How can I only run a certain number of jobs (such as IDL jobs) at a time?

In some cases, you might only want to run a certain number of your jobs at once, while at the same time you want to batch them all and not have to manually start groups of 10 or whatnot. Condor has two ways this can be handled: concurrency limits and DAGMan.

Using Concurrency Limits

In your submit file, you need only specify "concurrency_limits = <something>". If there's a defined limit for <something> then you can use up whatever the limit of that thing is; for example, IDL is limited to 30 concurrent licenses (we have around 41 available total). This way IDL jobs won't eat up all the licenses at once and there should be enough for interactive users as well. So specifying "concurrency_limits = IDL" will "check out" one IDL license per job, and Condor will only let 30 of those jobs run at once. Note that the 30 is not just yours, but there may be other users who have "checked out" IDL licenses in this way too.

Note: The default concurrency limit for anything is 10; so if you set "concurrency_limits = Foo" and Foo_LIMIT is not otherwise defined in the configuration, then you can run 10 such jobs at once.

Using DAGMan

You can specify in a DAGMan job how many concurrent processes you want to run at a time. Please see the manual for details (and feel free to write those details in here as well). One way to do this is by setting the MAXJOBS keyword in the DAG input file. This is explained here.

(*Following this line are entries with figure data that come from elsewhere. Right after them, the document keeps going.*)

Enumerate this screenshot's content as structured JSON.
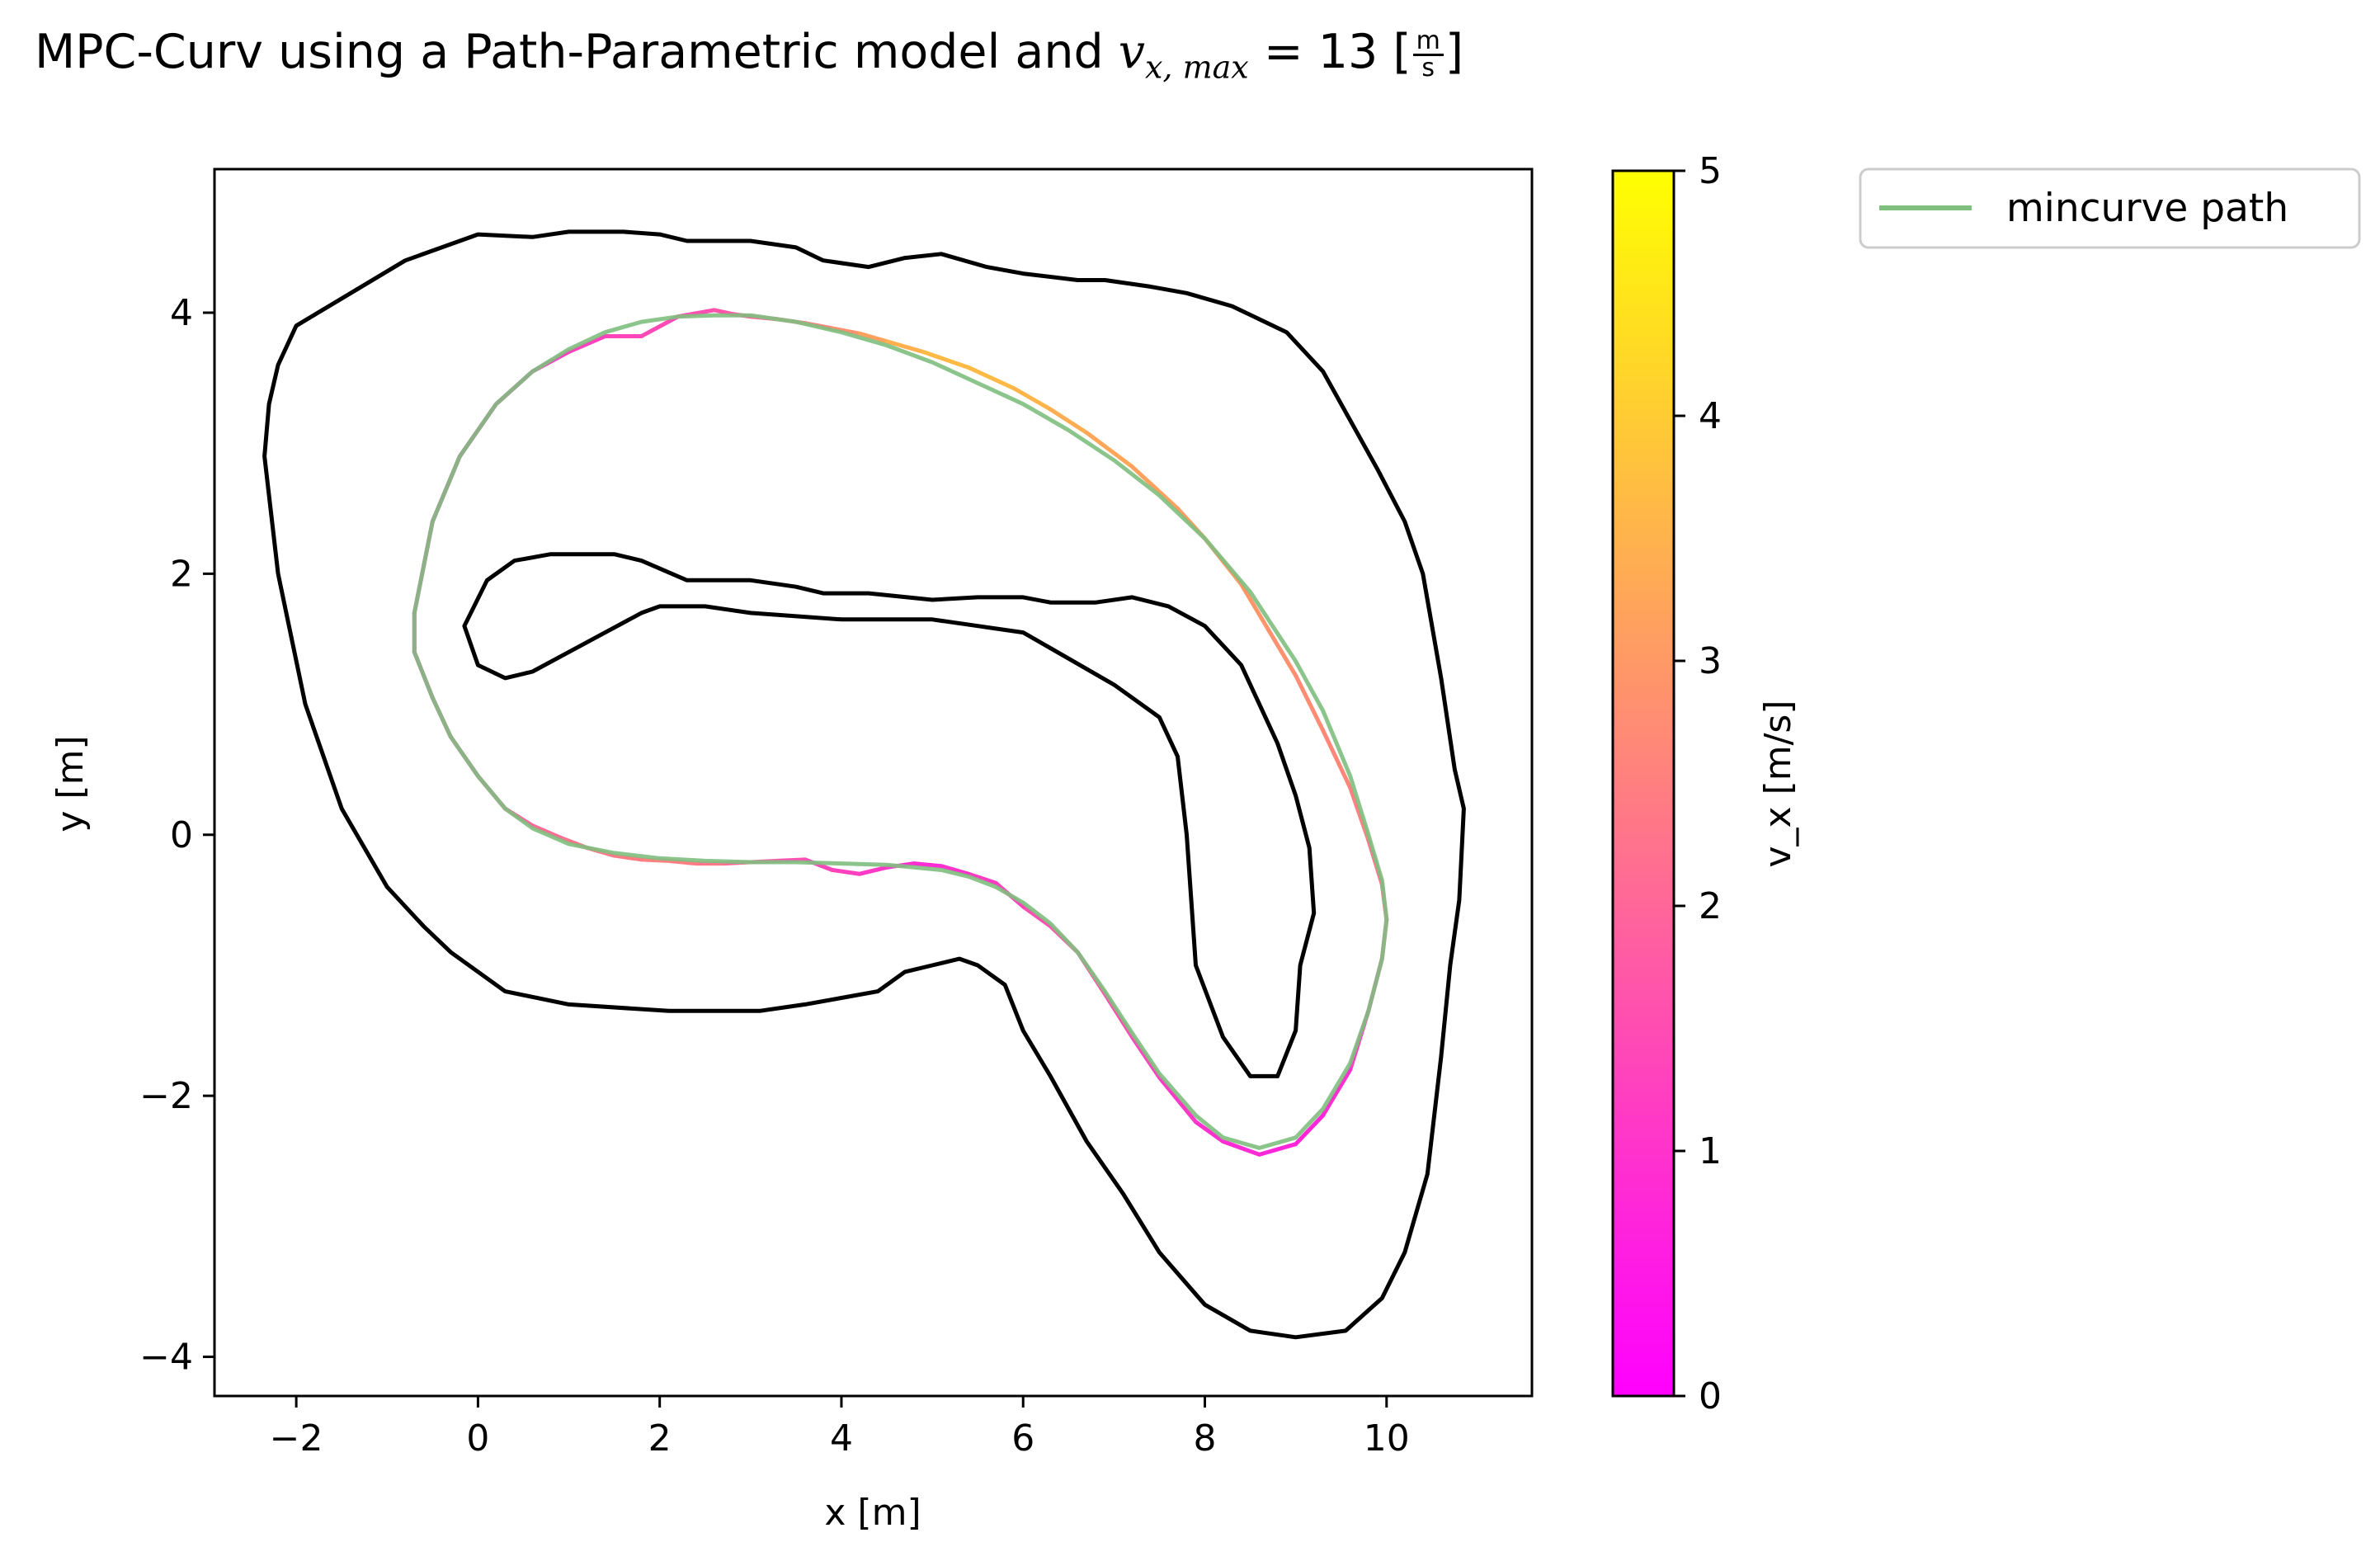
{
  "title": {
    "prefix": "MPC-Curv using a Path-Parametric model and ",
    "var": "v",
    "sub": "x, max",
    "eq": " = 13 [",
    "num": "m",
    "den": "s",
    "close": "]"
  },
  "colors": {
    "boundary": "#000000",
    "mincurve": "#7fbf7f",
    "cmap_low": "#ff00ff",
    "cmap_high": "#ffff00"
  },
  "chart_data": {
    "type": "line",
    "xlabel": "x [m]",
    "ylabel": "y [m]",
    "xlim": [
      -2.9,
      11.6
    ],
    "ylim": [
      -4.3,
      5.1
    ],
    "xticks": [
      -2,
      0,
      2,
      4,
      6,
      8,
      10
    ],
    "yticks": [
      -4,
      -2,
      0,
      2,
      4
    ],
    "xtick_labels": [
      "−2",
      "0",
      "2",
      "4",
      "6",
      "8",
      "10"
    ],
    "ytick_labels": [
      "−4",
      "−2",
      "0",
      "2",
      "4"
    ],
    "grid": false,
    "legend": {
      "position": "outside-top-right",
      "entries": [
        "mincurve path"
      ]
    },
    "colorbar": {
      "label": "v_x [m/s]",
      "range": [
        0,
        5
      ],
      "ticks": [
        0,
        1,
        2,
        3,
        4,
        5
      ],
      "tick_labels": [
        "0",
        "1",
        "2",
        "3",
        "4",
        "5"
      ],
      "colormap": "spring"
    },
    "series": [
      {
        "kind": "boundary-outer",
        "x": [
          -2.0,
          -0.8,
          0.0,
          0.6,
          1.0,
          1.6,
          2.0,
          2.3,
          3.0,
          3.5,
          3.8,
          4.3,
          4.7,
          5.1,
          5.6,
          6.0,
          6.6,
          6.9,
          7.4,
          7.8,
          8.3,
          8.9,
          9.3,
          9.5,
          9.9,
          10.2,
          10.4,
          10.6,
          10.75,
          10.85,
          10.8,
          10.7,
          10.6,
          10.45,
          10.2,
          9.95,
          9.55,
          9.0,
          8.5,
          8.0,
          7.5,
          7.1,
          6.7,
          6.3,
          6.0,
          5.8,
          5.5,
          5.3,
          5.0,
          4.7,
          4.4,
          4.0,
          3.6,
          3.1,
          2.7,
          2.1,
          1.0,
          0.3,
          0.0,
          -0.3,
          -0.6,
          -1.0,
          -1.5,
          -1.9,
          -2.2,
          -2.35,
          -2.3,
          -2.2,
          -2.0
        ],
        "y": [
          3.9,
          4.4,
          4.6,
          4.58,
          4.62,
          4.62,
          4.6,
          4.55,
          4.55,
          4.5,
          4.4,
          4.35,
          4.42,
          4.45,
          4.35,
          4.3,
          4.25,
          4.25,
          4.2,
          4.15,
          4.05,
          3.85,
          3.55,
          3.3,
          2.8,
          2.4,
          2.0,
          1.2,
          0.5,
          0.2,
          -0.5,
          -1.0,
          -1.7,
          -2.6,
          -3.2,
          -3.55,
          -3.8,
          -3.85,
          -3.8,
          -3.6,
          -3.2,
          -2.75,
          -2.35,
          -1.85,
          -1.5,
          -1.15,
          -1.0,
          -0.95,
          -1.0,
          -1.05,
          -1.2,
          -1.25,
          -1.3,
          -1.35,
          -1.35,
          -1.35,
          -1.3,
          -1.2,
          -1.05,
          -0.9,
          -0.7,
          -0.4,
          0.2,
          1.0,
          2.0,
          2.9,
          3.3,
          3.6,
          3.9
        ]
      },
      {
        "kind": "boundary-inner",
        "x": [
          -0.15,
          0.1,
          0.4,
          0.8,
          1.2,
          1.5,
          1.8,
          2.3,
          3.0,
          3.5,
          3.8,
          4.3,
          5.0,
          5.5,
          6.0,
          6.3,
          6.8,
          7.2,
          7.6,
          8.0,
          8.4,
          8.6,
          8.8,
          9.0,
          9.15,
          9.2,
          9.05,
          9.0,
          8.8,
          8.5,
          8.2,
          7.9,
          7.85,
          7.8,
          7.7,
          7.5,
          7.0,
          6.5,
          6.0,
          5.5,
          5.0,
          4.0,
          3.0,
          2.5,
          2.0,
          1.8,
          1.4,
          1.0,
          0.6,
          0.3,
          0.0,
          -0.15
        ],
        "y": [
          1.6,
          1.95,
          2.1,
          2.15,
          2.15,
          2.15,
          2.1,
          1.95,
          1.95,
          1.9,
          1.85,
          1.85,
          1.8,
          1.82,
          1.82,
          1.78,
          1.78,
          1.82,
          1.75,
          1.6,
          1.3,
          1.0,
          0.7,
          0.3,
          -0.1,
          -0.6,
          -1.0,
          -1.5,
          -1.85,
          -1.85,
          -1.55,
          -1.0,
          -0.5,
          0.0,
          0.6,
          0.9,
          1.15,
          1.35,
          1.55,
          1.6,
          1.65,
          1.65,
          1.7,
          1.75,
          1.75,
          1.7,
          1.55,
          1.4,
          1.25,
          1.2,
          1.3,
          1.6
        ]
      },
      {
        "kind": "trajectory",
        "x": [
          -0.7,
          -0.5,
          -0.2,
          0.2,
          0.6,
          1.0,
          1.4,
          1.8,
          2.2,
          2.6,
          2.8,
          3.0,
          3.3,
          3.6,
          3.9,
          4.2,
          4.5,
          4.9,
          5.4,
          5.9,
          6.3,
          6.7,
          7.2,
          7.7,
          8.0,
          8.4,
          8.7,
          9.0,
          9.3,
          9.6,
          9.8,
          9.95,
          10.0,
          9.95,
          9.8,
          9.6,
          9.3,
          9.0,
          8.6,
          8.2,
          7.9,
          7.5,
          7.2,
          6.9,
          6.6,
          6.3,
          6.0,
          5.7,
          5.4,
          5.1,
          4.8,
          4.5,
          4.2,
          3.9,
          3.6,
          3.3,
          3.0,
          2.7,
          2.4,
          2.1,
          1.8,
          1.5,
          1.2,
          0.9,
          0.6,
          0.3,
          0.0,
          -0.3,
          -0.5,
          -0.7,
          -0.7
        ],
        "y": [
          1.7,
          2.4,
          2.9,
          3.3,
          3.55,
          3.7,
          3.82,
          3.82,
          3.97,
          4.02,
          3.99,
          3.97,
          3.95,
          3.92,
          3.88,
          3.84,
          3.78,
          3.7,
          3.58,
          3.42,
          3.26,
          3.08,
          2.82,
          2.5,
          2.27,
          1.92,
          1.57,
          1.22,
          0.8,
          0.36,
          -0.04,
          -0.38,
          -0.65,
          -0.95,
          -1.35,
          -1.8,
          -2.15,
          -2.37,
          -2.45,
          -2.35,
          -2.2,
          -1.86,
          -1.55,
          -1.22,
          -0.9,
          -0.7,
          -0.55,
          -0.37,
          -0.3,
          -0.24,
          -0.22,
          -0.25,
          -0.3,
          -0.27,
          -0.19,
          -0.2,
          -0.21,
          -0.22,
          -0.22,
          -0.2,
          -0.19,
          -0.16,
          -0.1,
          -0.02,
          0.07,
          0.2,
          0.45,
          0.75,
          1.05,
          1.4,
          1.7
        ],
        "v": [
          1.1,
          1.0,
          1.0,
          1.0,
          1.1,
          1.2,
          1.3,
          1.4,
          1.5,
          1.6,
          1.7,
          1.9,
          2.1,
          2.4,
          2.7,
          3.0,
          3.3,
          3.6,
          3.7,
          3.6,
          3.5,
          3.3,
          3.2,
          3.1,
          3.0,
          3.0,
          2.9,
          2.8,
          2.7,
          2.6,
          2.4,
          2.2,
          1.9,
          1.6,
          1.3,
          1.0,
          0.8,
          0.7,
          0.8,
          0.9,
          1.0,
          1.2,
          1.4,
          1.6,
          1.7,
          1.6,
          1.4,
          1.2,
          1.1,
          0.9,
          0.8,
          1.0,
          1.2,
          1.3,
          1.4,
          1.6,
          1.9,
          2.2,
          2.4,
          2.5,
          2.5,
          2.4,
          2.3,
          2.2,
          2.0,
          1.8,
          1.6,
          1.4,
          1.2,
          1.1,
          1.1
        ]
      },
      {
        "name": "mincurve path",
        "kind": "mincurve",
        "x": [
          -0.7,
          -0.5,
          -0.2,
          0.2,
          0.6,
          1.0,
          1.4,
          1.8,
          2.2,
          2.6,
          3.0,
          3.5,
          4.0,
          4.5,
          5.0,
          5.5,
          6.0,
          6.5,
          7.0,
          7.5,
          8.0,
          8.5,
          9.0,
          9.3,
          9.6,
          9.8,
          9.95,
          10.0,
          9.95,
          9.8,
          9.6,
          9.3,
          9.0,
          8.6,
          8.2,
          7.9,
          7.5,
          7.2,
          6.9,
          6.6,
          6.3,
          6.0,
          5.7,
          5.4,
          5.1,
          4.8,
          4.5,
          4.0,
          3.5,
          3.0,
          2.5,
          2.0,
          1.5,
          1.0,
          0.6,
          0.3,
          0.0,
          -0.3,
          -0.5,
          -0.7
        ],
        "y": [
          1.7,
          2.4,
          2.9,
          3.3,
          3.55,
          3.72,
          3.85,
          3.93,
          3.97,
          3.98,
          3.98,
          3.93,
          3.85,
          3.75,
          3.62,
          3.46,
          3.3,
          3.1,
          2.87,
          2.6,
          2.27,
          1.86,
          1.33,
          0.95,
          0.45,
          0.0,
          -0.35,
          -0.65,
          -0.95,
          -1.35,
          -1.75,
          -2.1,
          -2.32,
          -2.4,
          -2.32,
          -2.15,
          -1.83,
          -1.52,
          -1.2,
          -0.9,
          -0.68,
          -0.52,
          -0.4,
          -0.32,
          -0.27,
          -0.25,
          -0.23,
          -0.22,
          -0.21,
          -0.21,
          -0.2,
          -0.18,
          -0.14,
          -0.07,
          0.05,
          0.2,
          0.45,
          0.75,
          1.05,
          1.4
        ]
      }
    ]
  }
}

Your DAG input file will look something like this:

 #####
 #test.dag
 #####
 #jobs, each with a condor_submit file
 JOB a a.condor
 JOB b b.condor
 JOB c c.condor
 ...
 #place the concurrent jobs you want to limit in the same category called limited
 CATEGORY a limited
 CATEGORY b limited
 CATEGORY c limited
 ...
 #set a max number of jobs of type limited
 MAXJOBS limited 2

Note that this limits the number of job clusters. If a.condor submits 100 IDL jobs, you'll still be using a lot of licenses.

How do I ask for additional assistance with using the departmental condor pool?

Contact us as you would for any other inquiry, but please provide us with the location of your source code, job submission file, and any output or error logs you can. This will help us immensely in trying to troubleshoot issues (and we'll probably ask you for it anyway -- so save yourself some time and provide as much detail as you can in your initial e-mail).